Benefits of Bioenergy
Bioenergy is renewable electricity, heat or fuels from organic materials that are most often sourced from rural businesses in the agricultural, timber and food processing sectors. Making use of biobased feedstocks can enhance the resilience of rural industries by creating revenue for their waste streams while also benefiting the environment by replacing fossil-based fuels and sequestering carbon.
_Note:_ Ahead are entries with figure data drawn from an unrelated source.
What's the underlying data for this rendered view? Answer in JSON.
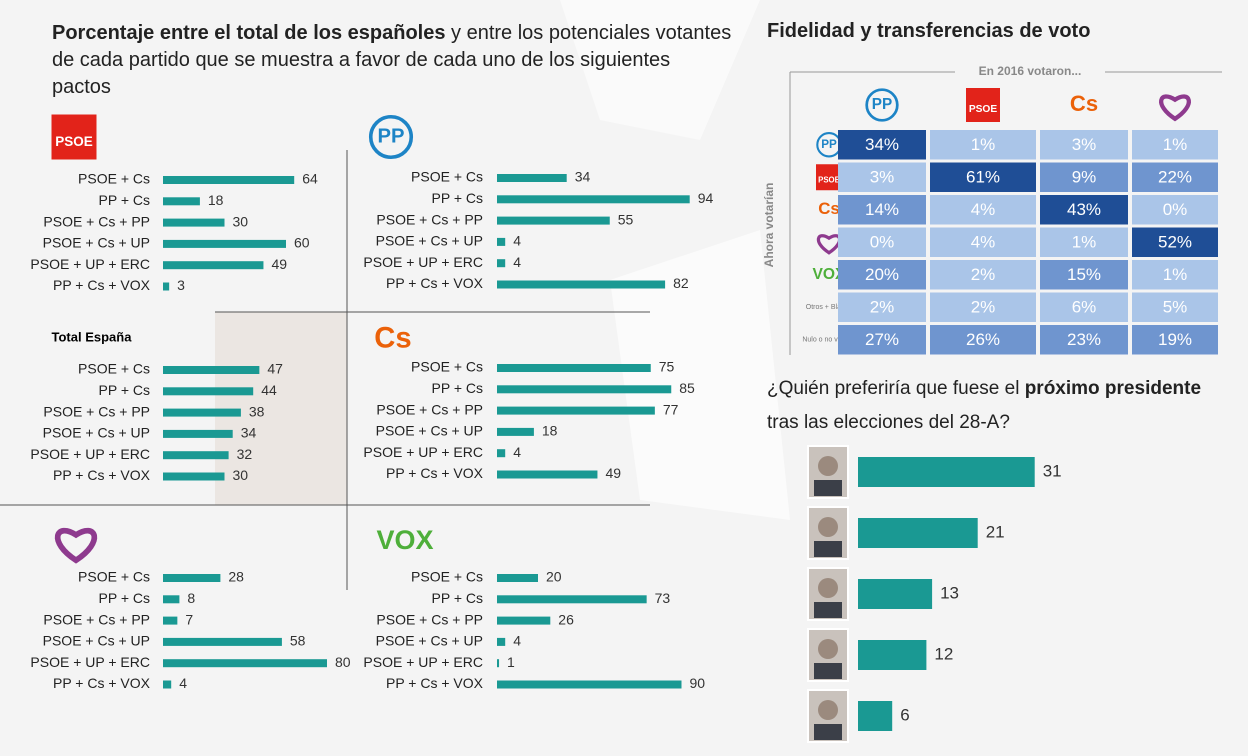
{
  "title": {
    "bold": "Porcentaje entre el total de los españoles",
    "rest": "y entre los potenciales votantes de cada partido que se muestra a favor de cada uno de los siguientes pactos"
  },
  "chart_data": [
    {
      "type": "bar",
      "title": "PSOE",
      "categories": [
        "PSOE + Cs",
        "PP + Cs",
        "PSOE + Cs + PP",
        "PSOE + Cs + UP",
        "PSOE + UP + ERC",
        "PP + Cs + VOX"
      ],
      "values": [
        64,
        18,
        30,
        60,
        49,
        3
      ],
      "color": "#1a9993"
    },
    {
      "type": "bar",
      "title": "PP",
      "categories": [
        "PSOE + Cs",
        "PP + Cs",
        "PSOE + Cs + PP",
        "PSOE + Cs + UP",
        "PSOE + UP + ERC",
        "PP + Cs + VOX"
      ],
      "values": [
        34,
        94,
        55,
        4,
        4,
        82
      ],
      "color": "#1a9993"
    },
    {
      "type": "bar",
      "title": "Total España",
      "categories": [
        "PSOE + Cs",
        "PP + Cs",
        "PSOE + Cs + PP",
        "PSOE + Cs + UP",
        "PSOE + UP + ERC",
        "PP + Cs + VOX"
      ],
      "values": [
        47,
        44,
        38,
        34,
        32,
        30
      ],
      "color": "#1a9993"
    },
    {
      "type": "bar",
      "title": "Cs",
      "categories": [
        "PSOE + Cs",
        "PP + Cs",
        "PSOE + Cs + PP",
        "PSOE + Cs + UP",
        "PSOE + UP + ERC",
        "PP + Cs + VOX"
      ],
      "values": [
        75,
        85,
        77,
        18,
        4,
        49
      ],
      "color": "#1a9993"
    },
    {
      "type": "bar",
      "title": null,
      "categories": [
        "PSOE + Cs",
        "PP + Cs",
        "PSOE + Cs + PP",
        "PSOE + Cs + UP",
        "PSOE + UP + ERC",
        "PP + Cs + VOX"
      ],
      "values": [
        28,
        8,
        7,
        58,
        80,
        4
      ],
      "color": "#1a9993"
    },
    {
      "type": "bar",
      "title": "VOX",
      "categories": [
        "PSOE + Cs",
        "PP + Cs",
        "PSOE + Cs + PP",
        "PSOE + Cs + UP",
        "PSOE + UP + ERC",
        "PP + Cs + VOX"
      ],
      "values": [
        20,
        73,
        26,
        4,
        1,
        90
      ],
      "color": "#1a9993"
    },
    {
      "type": "heatmap",
      "title": "Fidelidad y transferencias de voto",
      "x_label": "En 2016 votaron...",
      "y_label": "Ahora votarían",
      "columns": [
        "PP",
        "PSOE",
        "Cs",
        null
      ],
      "rows": [
        "PP",
        "PSOE",
        "Cs",
        null,
        "VOX",
        "Otros + Blanco",
        "Nulo o no votaría"
      ],
      "values": [
        [
          34,
          1,
          3,
          1
        ],
        [
          3,
          61,
          9,
          22
        ],
        [
          14,
          4,
          43,
          0
        ],
        [
          0,
          4,
          1,
          52
        ],
        [
          20,
          2,
          15,
          1
        ],
        [
          2,
          2,
          6,
          5
        ],
        [
          27,
          26,
          23,
          19
        ]
      ],
      "value_labels": [
        [
          "34%",
          "1%",
          "3%",
          "1%"
        ],
        [
          "3%",
          "61%",
          "9%",
          "22%"
        ],
        [
          "14%",
          "4%",
          "43%",
          "0%"
        ],
        [
          "0%",
          "4%",
          "1%",
          "52%"
        ],
        [
          "20%",
          "2%",
          "15%",
          "1%"
        ],
        [
          "2%",
          "2%",
          "6%",
          "5%"
        ],
        [
          "27%",
          "26%",
          "23%",
          "19%"
        ]
      ]
    },
    {
      "type": "bar",
      "title": {
        "before": "¿Quién preferiría que fuese el",
        "bold": "próximo presidente",
        "after": "tras las elecciones del 28-A?"
      },
      "categories": [
        null,
        null,
        null,
        null,
        null
      ],
      "values": [
        31,
        21,
        13,
        12,
        6
      ],
      "color": "#1a9993"
    }
  ]
}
Biobased materials can be used to generate electricity, heat (either with pellets or bio-oil), or transportation fuel (often using either an enzymatic or thermochemical process to produce a product that can replace gasoline or diesel). Biobased products also can be used to manufacture renewable chemicals and other high-value products, such as bioplastics and polymers.
Sources of Biomass
Traditional Forestry
Agricultural Co-Products
Purpose-Grown Crops
Municipal Solid Waste
Landfill Gas
Animal Manure
How the Biogenic Carbon Cycle Works
Remove Carbon Dioxide
Working forests and purpose-grown energy crops remove carbon dioxide from the atmosphere. In fact, working forests are much more effective at capturing carbon than unmanaged forests, which grow slowly and have a greater risk of massive carbon releases, potentially occurring in wildfires or insect epidemics.
Capture & Store Carbon
Biobased products store carbon for a very long time, even while new forests and crops are growing. Forest products and other biobased products, such as renewable chemicals, are carbon sinks. And the use of wood for building construction is much more energy efficient than other materials like steel and concrete.
Avoid Fossil Fuel Use
Bioenergy displaces the use of fossil fuels and prevents geologic carbon from being released into the atmosphere. When fossil fuel use is avoided, the geologic storage of carbon is preserved. This prevents the addition of new carbon to the atmosphere.